Gepubliceerd op 15-03-2019

Sórbus ária CRANTZ

betekenis & definitie

Meelbes Europa; 15 m.

Synoniem: Aria nívea HOST, Pýrus ária EHRH..

In het wild voorkomend als gebergteboom in de Alpen en Karpathen tot op 1600 m hoogte, op zonnige hellingen of aan bosranden; bij ons zeer veel aangeplant wordend als parkboom, soms als laanboom en dan een brede, kegelvormige kroon vormend, opvallend door de tamelijk grote, ovale bladeren, welke aan de onderzijde blijvend witviltig zijn, de zeer rijke bloei van tamelijk grote bloemen in viltig behaarde, schermvormige tuilen en de mooie, oranje-rode vruchten met meelachtig vruchtvlees, die door de vogels gaarne worden genuttigd.

Twijgen, bladstelen, onderzijde bladeren en bloeiwijze witviltig behaard, de eerste later kaal, grijs-bruin. Knoppen veelschubbig, glanzend groen, kleverig; bladstelen 1-2,5 cm lang; bladeren 6-12 cm lang 3,5-7 cm breed, ovaal of elliptisch, soms met de grootste breedte boven het midden, rand dubbel gezaagd, eerst aan beide zijden witwollig behaard, later bovenzijde spoedig kaal, uitgezonderd langs de nerven, glanzend heldergroen, onderzijde blijvend witviltig met 8-14 paar vooruitspringende, alleen bij de rand duidelijk vertakte nerven. Bloeit in Mei in tot 10 cm brede tuilen; bloemen tot 16 mm in diameter, kelk en kelkslippen viltig behaard;

vrucht tot 12 mm in diameter, rond-ovaal, meestal 2-zadig.

S.a. var. lutéscens HARTWIG is mijns inziens een vegetatief voortgekweekt wordende vorm, die op oudere leeftijd bijna niet te onderscheiden is van de soort. In het voorjaar zijn de bladeren iets geel-wit getint, sterk viltig behaard. Deze vorm wordt als laanboom veel aangeplant; een nadeel is, dat de bladeren zeer vroeg afvallen.
S.a. var. magnífica HESSE vormt een zeer mooie, opgaand groeiende boom, die beter voor straatbeplanting geschikt is dan de voorgaande; opvallend door de glanzend groene, lederachtige bladeren, die langer aan de boom blijven. Twijgen glanzend bruin; bladeren tot 16 cm lang, lang-ovaal of elliptisch, soms omgekeerd lang-eivormig, bovenzijde sterk glanzend donkergroen, onderzijde blijvend witviltig.
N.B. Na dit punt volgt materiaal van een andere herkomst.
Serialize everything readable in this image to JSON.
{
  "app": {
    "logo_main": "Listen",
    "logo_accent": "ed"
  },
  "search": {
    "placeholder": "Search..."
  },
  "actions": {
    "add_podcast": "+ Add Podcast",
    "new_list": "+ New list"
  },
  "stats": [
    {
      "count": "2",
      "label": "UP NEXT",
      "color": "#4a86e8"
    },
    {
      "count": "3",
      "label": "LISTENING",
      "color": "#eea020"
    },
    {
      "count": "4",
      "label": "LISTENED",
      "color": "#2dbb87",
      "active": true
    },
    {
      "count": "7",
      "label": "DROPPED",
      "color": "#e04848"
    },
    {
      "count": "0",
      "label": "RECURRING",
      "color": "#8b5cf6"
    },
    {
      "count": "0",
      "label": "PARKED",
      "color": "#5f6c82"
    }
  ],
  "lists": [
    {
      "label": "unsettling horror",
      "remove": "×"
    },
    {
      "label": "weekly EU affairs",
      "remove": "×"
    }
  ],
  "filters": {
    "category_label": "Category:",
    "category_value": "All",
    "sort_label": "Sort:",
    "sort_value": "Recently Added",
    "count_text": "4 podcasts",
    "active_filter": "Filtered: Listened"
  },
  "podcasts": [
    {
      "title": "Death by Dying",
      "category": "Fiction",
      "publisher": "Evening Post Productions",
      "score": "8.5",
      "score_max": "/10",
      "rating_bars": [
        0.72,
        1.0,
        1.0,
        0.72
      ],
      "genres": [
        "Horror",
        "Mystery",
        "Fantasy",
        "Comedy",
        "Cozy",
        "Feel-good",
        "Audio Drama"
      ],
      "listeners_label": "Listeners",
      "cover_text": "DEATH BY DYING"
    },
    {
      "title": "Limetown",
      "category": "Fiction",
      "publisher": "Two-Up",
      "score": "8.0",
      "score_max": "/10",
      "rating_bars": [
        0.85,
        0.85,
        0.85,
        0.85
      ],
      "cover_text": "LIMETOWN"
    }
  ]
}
Bloemen tot 15 mm in diameter, crème-wit; vruchten glanzend oranje-rood.
S.a. var. chrysophýlla HESSE, zwak groeiende boom of hoge struik met in het voorjaar glanzend goudgeel uitlopende bladeren. Deze zijn gewoonlijk tot 10 cm lang, de bovenzijde met iets ingezonken nerven, onderzijde blijvend witviltig. Bloemen tot 17 mm in diameter, wit, aan sterk witviltig behaarde bloemstelen.
S.a. var. aúrea HESSE, synoniem: S.a. var. aúrea of argéntea HORT., gelijkt veel op voorgaande variëteit, groeit sterker, de bladeren zijn minder intensief goudgeel getint, in de zomer geel-groen.
S.a. var. decaisneána REHD., synoniem: S.a. var. majéstica ZAB.; bladeren lang gesteeld, 12-16 cm lang, 6-10 cm breed, breed-elliptisch, bovenzijde glanzend groen, onderzijde witviltig; vruchten donker oranje-rood.